Slashing Ambiguity In The B2B Partnership Payments Process

In a market ecosystem where Instagram influencers are a new norm in advertising, and where corporate sponsorships are diversifying throughout the digital ether, businesses’ vast network of strategic B2B partnerships is getting even bigger, and more complex.

Negotiating and fulfilling contracts, determining the effectiveness of partners, and, not least of all, paying those partners properly is a process full of ambiguity and a lack of automation.

Michael Head, general manager, partnership cloud at Impact, says the demographics of B2B partnership programs is in flux, driven by a pullback of the reselling model in favor of customer referrals that allow a company to retain ownership of and insight into customer data. The trend, he told PYMNTS in a recent interview, has rendered many legacy B2B partnership tools obsolete, and is introducing a new wave of friction.

From Discovery To Payment

Those hurdles emerge from the very beginning of the partnership journey, with businesses lacking sufficient digital channels through which they can discover and initiate collaborations. But beyond partner discovery, Head highlighted partner payouts as one of the biggest challenges in this space today.

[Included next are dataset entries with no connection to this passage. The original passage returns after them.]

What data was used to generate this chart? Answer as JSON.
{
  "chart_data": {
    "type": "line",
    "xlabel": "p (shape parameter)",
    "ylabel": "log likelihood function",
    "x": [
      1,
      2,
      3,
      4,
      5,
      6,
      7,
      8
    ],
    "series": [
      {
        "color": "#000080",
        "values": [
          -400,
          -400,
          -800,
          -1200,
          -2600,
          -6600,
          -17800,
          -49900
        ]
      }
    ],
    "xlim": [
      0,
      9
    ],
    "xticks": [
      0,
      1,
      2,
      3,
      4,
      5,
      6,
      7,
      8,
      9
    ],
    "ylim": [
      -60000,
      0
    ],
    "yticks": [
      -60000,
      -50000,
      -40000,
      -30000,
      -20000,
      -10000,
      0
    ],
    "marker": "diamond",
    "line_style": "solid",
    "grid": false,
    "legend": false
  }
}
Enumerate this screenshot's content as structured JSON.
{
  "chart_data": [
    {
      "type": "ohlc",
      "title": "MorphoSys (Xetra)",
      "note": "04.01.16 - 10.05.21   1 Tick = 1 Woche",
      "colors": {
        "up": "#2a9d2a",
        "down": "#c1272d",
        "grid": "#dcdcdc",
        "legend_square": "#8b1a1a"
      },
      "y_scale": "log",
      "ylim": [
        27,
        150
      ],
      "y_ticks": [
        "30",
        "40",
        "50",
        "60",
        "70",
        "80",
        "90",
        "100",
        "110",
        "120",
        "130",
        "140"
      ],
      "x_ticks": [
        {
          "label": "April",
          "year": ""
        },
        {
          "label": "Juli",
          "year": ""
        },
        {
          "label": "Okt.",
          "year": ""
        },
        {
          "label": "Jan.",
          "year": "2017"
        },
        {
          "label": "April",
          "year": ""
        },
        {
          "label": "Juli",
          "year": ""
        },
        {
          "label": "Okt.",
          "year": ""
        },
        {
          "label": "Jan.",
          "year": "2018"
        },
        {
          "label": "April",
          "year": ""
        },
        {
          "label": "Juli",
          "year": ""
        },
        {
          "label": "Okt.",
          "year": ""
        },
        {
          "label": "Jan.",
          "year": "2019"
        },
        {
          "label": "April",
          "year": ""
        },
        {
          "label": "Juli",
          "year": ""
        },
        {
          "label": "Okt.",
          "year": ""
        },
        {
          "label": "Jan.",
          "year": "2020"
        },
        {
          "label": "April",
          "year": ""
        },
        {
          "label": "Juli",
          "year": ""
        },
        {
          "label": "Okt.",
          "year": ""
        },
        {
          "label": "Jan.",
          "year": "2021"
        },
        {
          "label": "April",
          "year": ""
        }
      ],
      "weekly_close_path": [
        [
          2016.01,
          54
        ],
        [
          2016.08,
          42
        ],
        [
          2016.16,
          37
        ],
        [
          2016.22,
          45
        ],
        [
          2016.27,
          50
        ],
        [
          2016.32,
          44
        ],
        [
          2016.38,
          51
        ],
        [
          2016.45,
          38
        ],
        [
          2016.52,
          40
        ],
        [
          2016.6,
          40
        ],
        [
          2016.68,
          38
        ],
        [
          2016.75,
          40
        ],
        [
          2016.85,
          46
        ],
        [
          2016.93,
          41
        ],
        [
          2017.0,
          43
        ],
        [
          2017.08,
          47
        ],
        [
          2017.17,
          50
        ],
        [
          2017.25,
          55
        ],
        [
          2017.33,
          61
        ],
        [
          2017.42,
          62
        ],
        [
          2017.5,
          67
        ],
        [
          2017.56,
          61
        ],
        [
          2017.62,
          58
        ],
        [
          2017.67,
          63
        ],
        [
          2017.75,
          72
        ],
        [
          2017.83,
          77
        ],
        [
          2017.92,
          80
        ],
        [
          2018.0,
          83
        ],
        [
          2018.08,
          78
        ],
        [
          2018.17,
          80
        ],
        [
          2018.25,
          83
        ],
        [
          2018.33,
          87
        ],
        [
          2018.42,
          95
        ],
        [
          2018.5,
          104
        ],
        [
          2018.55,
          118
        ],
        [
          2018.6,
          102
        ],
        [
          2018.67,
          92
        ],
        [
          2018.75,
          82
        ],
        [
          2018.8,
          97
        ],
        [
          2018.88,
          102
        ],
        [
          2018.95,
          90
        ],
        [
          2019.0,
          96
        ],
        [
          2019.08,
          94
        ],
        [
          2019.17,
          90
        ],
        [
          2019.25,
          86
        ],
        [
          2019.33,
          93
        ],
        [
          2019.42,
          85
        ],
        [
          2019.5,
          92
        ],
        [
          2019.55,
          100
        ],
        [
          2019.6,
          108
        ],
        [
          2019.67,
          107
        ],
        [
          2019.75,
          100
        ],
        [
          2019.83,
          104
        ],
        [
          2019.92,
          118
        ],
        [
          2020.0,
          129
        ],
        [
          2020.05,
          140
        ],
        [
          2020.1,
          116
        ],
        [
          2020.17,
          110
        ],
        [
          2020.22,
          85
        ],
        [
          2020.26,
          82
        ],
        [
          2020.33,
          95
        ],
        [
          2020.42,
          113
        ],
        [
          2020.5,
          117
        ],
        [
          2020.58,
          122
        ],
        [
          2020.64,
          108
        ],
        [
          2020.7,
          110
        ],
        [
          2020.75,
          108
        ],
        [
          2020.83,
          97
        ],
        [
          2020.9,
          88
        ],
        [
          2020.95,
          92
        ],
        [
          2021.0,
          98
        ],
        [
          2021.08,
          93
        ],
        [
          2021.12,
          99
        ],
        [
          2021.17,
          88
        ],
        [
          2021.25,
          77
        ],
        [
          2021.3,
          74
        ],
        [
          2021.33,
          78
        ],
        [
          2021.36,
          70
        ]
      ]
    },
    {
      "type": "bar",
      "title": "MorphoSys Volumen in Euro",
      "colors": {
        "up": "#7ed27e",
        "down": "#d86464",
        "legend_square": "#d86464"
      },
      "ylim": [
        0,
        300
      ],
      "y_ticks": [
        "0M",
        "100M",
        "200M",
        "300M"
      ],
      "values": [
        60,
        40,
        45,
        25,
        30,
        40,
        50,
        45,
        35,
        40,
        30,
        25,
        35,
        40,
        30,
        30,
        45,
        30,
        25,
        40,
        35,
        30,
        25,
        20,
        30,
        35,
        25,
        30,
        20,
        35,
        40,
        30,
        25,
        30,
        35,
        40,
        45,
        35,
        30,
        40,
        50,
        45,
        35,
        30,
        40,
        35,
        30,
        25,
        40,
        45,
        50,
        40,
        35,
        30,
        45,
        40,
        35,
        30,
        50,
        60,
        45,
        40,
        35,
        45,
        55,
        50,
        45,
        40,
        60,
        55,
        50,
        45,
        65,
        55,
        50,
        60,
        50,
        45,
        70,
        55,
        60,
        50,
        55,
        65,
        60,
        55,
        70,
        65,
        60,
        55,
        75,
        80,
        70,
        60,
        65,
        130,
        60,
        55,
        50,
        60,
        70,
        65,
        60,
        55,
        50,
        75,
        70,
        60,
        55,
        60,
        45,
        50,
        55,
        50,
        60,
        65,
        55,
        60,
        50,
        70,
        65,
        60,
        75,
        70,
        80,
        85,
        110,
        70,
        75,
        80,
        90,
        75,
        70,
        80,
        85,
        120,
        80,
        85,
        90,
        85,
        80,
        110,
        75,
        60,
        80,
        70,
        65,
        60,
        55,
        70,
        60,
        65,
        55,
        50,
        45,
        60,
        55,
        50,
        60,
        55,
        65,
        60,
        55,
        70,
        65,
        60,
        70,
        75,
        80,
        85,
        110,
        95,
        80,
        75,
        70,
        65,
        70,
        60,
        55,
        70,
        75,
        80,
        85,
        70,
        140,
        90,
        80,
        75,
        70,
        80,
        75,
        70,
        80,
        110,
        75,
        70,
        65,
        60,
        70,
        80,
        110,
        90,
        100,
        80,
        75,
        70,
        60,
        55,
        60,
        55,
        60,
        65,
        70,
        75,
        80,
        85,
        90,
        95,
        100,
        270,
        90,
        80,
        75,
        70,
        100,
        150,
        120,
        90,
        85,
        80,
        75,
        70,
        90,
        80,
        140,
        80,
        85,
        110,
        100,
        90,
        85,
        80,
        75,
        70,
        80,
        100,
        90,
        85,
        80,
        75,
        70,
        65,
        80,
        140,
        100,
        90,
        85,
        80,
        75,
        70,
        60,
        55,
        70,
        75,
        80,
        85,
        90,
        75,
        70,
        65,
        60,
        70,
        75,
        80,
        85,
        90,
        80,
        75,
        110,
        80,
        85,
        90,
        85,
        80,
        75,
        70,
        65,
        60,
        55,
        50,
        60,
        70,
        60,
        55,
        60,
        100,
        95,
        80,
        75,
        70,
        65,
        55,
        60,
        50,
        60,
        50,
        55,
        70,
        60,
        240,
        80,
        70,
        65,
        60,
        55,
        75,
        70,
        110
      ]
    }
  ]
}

One reason is because there is a lack of clarity and automation in the way businesses measure the effectiveness of a business partner.

He pointed to one example of a Software-as-a-Service (SaaS) firm using partners to drive new customer acquisition.

“A partner brings in a prospect who pokes around the website, but decides to do more research,” he said. “However, later on, they end up clicking on one of the SaaS company’s paid search ads, [which] takes them to the SaaS company’s website, and they request a demo. In this case, paid search ends up getting the credit, even though the partner was instrumental in driving the conversion.”

According to Head, many businesses are frustrated that they are unable to adequately measure the value that that partner brought to the table. As a result, understanding whether a contract is in compliance, and how to compensate that payer, can be a maze of complexity and uncertainty.

Further, as partnership programs grow larger, organizations must ensure their legal and finance departments are involved in every step of progress a partnership takes.

Slashing The AP Ambiguity

With the webs of B2B partners, including social media influencers, corporate affiliates, ambassadors, sponsors and beyond ever growing, the volumes of invoices and payments flowing through accounts payable (AP) surge. As those partnerships expand across borders, the added difficulty of managing foreign currency conversions and mitigating FX risk can quickly overwhelm AP departments.

But a modern B2B partnership landscape is also adding disruption to the way businesses value a collaboration.

“The challenge lies within the way you handle payments to these partnerships,” said Head. “For example, how you invoice an individual influencer versus how you invoice an SMB can be vastly different.”

Rather than managing individual payments, however, Head pointed to the opportunity for automated technology to enable standardized processes that can bring efficiency to the payments process. Further, lump sum payments can be support streamlined operations.

“One lump sum can cover payments for months, and all the input that’s needed in ensuring the account stays full,” Head added. “Bottom line, micro payments just aren’t sustainable as you scale out true, long-tail partnerships.”

Driving Automation, Cutting Risk

Post-payment, businesses are also facing headwinds in how they assess ROI on those partnership investments, as well as how they continue to manage those partner contracts, generate and send performance reports, and submit 1099 forms to each partner. A lack of automation is preventing many businesses from expanding partnership programs that stand to offer an important generation of revenue.

By embracing automation, organizations can not only gain a clearer view into the effectiveness of their partners, but can support partner loyalty and satisfaction to maintain the revenue bumps they yield.

Technology and automation will continue to grow in importance as the complexities and risks associated with a changing B2B partnership landscape expand.

Cyber risks, for example, continue to present a threat to corporates working with unfamiliar partners.

“Cybercrime remains a prevalent issue within the B2B ecosystem as phishing, extortion, and wire transfer fraud continue to plague B2B transactions,” warned Head. “Bad actors are constantly looking for angles to exploit, and there are no exceptions when it comes to B2B partnerships.”

He pointed to common scams of existing partners recycling or fabricating leads, or taking credit for traffic driven by something else, as some of most common ways partners can introduce risk to a company’s operations, with negative financial implications.

But as automation steps further into the ecosystem, there is less room for error and ambiguity in ensuring partnership contracts are adhered to, partner effectiveness is accurately calculated, and processes like payments are optimized. PRM (partner relationship management) and CRM (customer relationship management) technologies can support digitization of the process and boost efficiency, too.

“For referral and non-transactional partnerships,” said Head, “end-to-end partnership automation is the name of the game.”